The Association of National Advertisers (ANA) is mobilizing alongside partner groups to fight the state’s proposed Broadband Internet Privacy Act (AB 375). The proposed law would categorize almost all ISP communications, including web browsing history, as “personally identifiable” and “sensitive.”  Many blockchain applications extrapolate such data, and the new bill would require them to opt-in to any use of that information.

The ANA calls the bill “counterproductive” that “threatens to seriously disrupt Internet advertising by classifying virtually all ISP communication, including web browsing history, as personally identifiable and creating the need for opt-in consent for the collection of this data. All advertisers that use this type of data to target advertisements to consumers online will be affected. “Due to California’s enormous impact on the U.S. economy, this legislation would create broad adverse precedents and have immediate harmful marketplace impacts,” an ANA statement claims.

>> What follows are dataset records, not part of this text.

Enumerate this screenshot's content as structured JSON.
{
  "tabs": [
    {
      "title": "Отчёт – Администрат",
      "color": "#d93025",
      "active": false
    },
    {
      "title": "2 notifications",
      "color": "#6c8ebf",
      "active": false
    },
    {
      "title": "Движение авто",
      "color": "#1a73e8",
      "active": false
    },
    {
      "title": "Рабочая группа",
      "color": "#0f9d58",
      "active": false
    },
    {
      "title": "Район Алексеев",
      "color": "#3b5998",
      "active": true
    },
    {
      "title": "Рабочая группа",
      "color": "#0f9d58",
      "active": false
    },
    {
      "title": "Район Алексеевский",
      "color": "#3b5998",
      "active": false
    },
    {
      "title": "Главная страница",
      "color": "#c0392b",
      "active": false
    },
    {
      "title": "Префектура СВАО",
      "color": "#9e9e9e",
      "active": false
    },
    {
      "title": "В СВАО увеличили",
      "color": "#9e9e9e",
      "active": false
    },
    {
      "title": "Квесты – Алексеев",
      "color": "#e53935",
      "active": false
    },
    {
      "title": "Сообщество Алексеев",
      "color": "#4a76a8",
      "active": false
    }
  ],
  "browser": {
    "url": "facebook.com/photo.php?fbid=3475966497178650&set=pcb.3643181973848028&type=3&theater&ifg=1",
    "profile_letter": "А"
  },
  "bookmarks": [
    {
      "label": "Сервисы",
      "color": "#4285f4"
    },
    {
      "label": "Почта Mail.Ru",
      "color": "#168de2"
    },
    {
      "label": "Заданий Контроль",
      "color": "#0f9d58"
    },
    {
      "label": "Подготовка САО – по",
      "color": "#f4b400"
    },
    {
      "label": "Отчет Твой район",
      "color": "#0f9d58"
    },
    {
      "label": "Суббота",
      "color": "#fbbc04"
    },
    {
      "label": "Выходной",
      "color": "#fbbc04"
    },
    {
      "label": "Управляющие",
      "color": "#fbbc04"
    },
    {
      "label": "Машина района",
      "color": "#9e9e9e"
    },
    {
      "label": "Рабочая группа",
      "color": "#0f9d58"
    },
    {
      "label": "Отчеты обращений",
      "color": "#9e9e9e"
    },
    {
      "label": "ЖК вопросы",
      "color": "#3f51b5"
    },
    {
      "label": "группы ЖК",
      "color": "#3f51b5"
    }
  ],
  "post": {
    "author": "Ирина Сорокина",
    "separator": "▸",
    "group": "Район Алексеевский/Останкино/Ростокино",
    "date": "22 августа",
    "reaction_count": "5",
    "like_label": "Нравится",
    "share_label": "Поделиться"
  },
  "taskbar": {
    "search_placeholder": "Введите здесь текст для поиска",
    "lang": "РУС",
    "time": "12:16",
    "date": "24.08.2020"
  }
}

The current version of the bill was released late last week and is a substantial revision of the earlier bill, which was approved by two Senate committees. The new changes do not reflect FCC broadband privacy rules. “The latest amendments to the bill, while a well-intentioned effort to reflect the rules, completely miss key clarifications in the 219-page FCC Report and Order that were part of the FCC’s action. The FCC’s Final Rules were controversial and conflicted seriously both with the Obama White House’s 2012 Privacy Report and the position of the Federal Trade Commission (FTC) regarding appropriate privacy policy. Without the clarifications in the Report and Order, the Rules would never have been adopted and would have been indefensibly overbroad, as AB 375 as amended is today.”

“Where personally identifiable data is being collected by ISPs, opt in appears to be required, however innocuous the data,” said Dan Jaffe, the EVP of government relations for the ANA. “Unlike previous privacy laws the trigger does not depend on the sensitivity of the data. Furthermore ,while AB 375 ostensibly is following the FCC privacy rule model, it does not include the more than 200 pages of explanatory material the FCC included with its rule, leaving a vast number of unanswered questions and ambiguities. We believe this bill would lead to consumers being bombarded with opt-in requests which would be highly annoying and counterproductive.”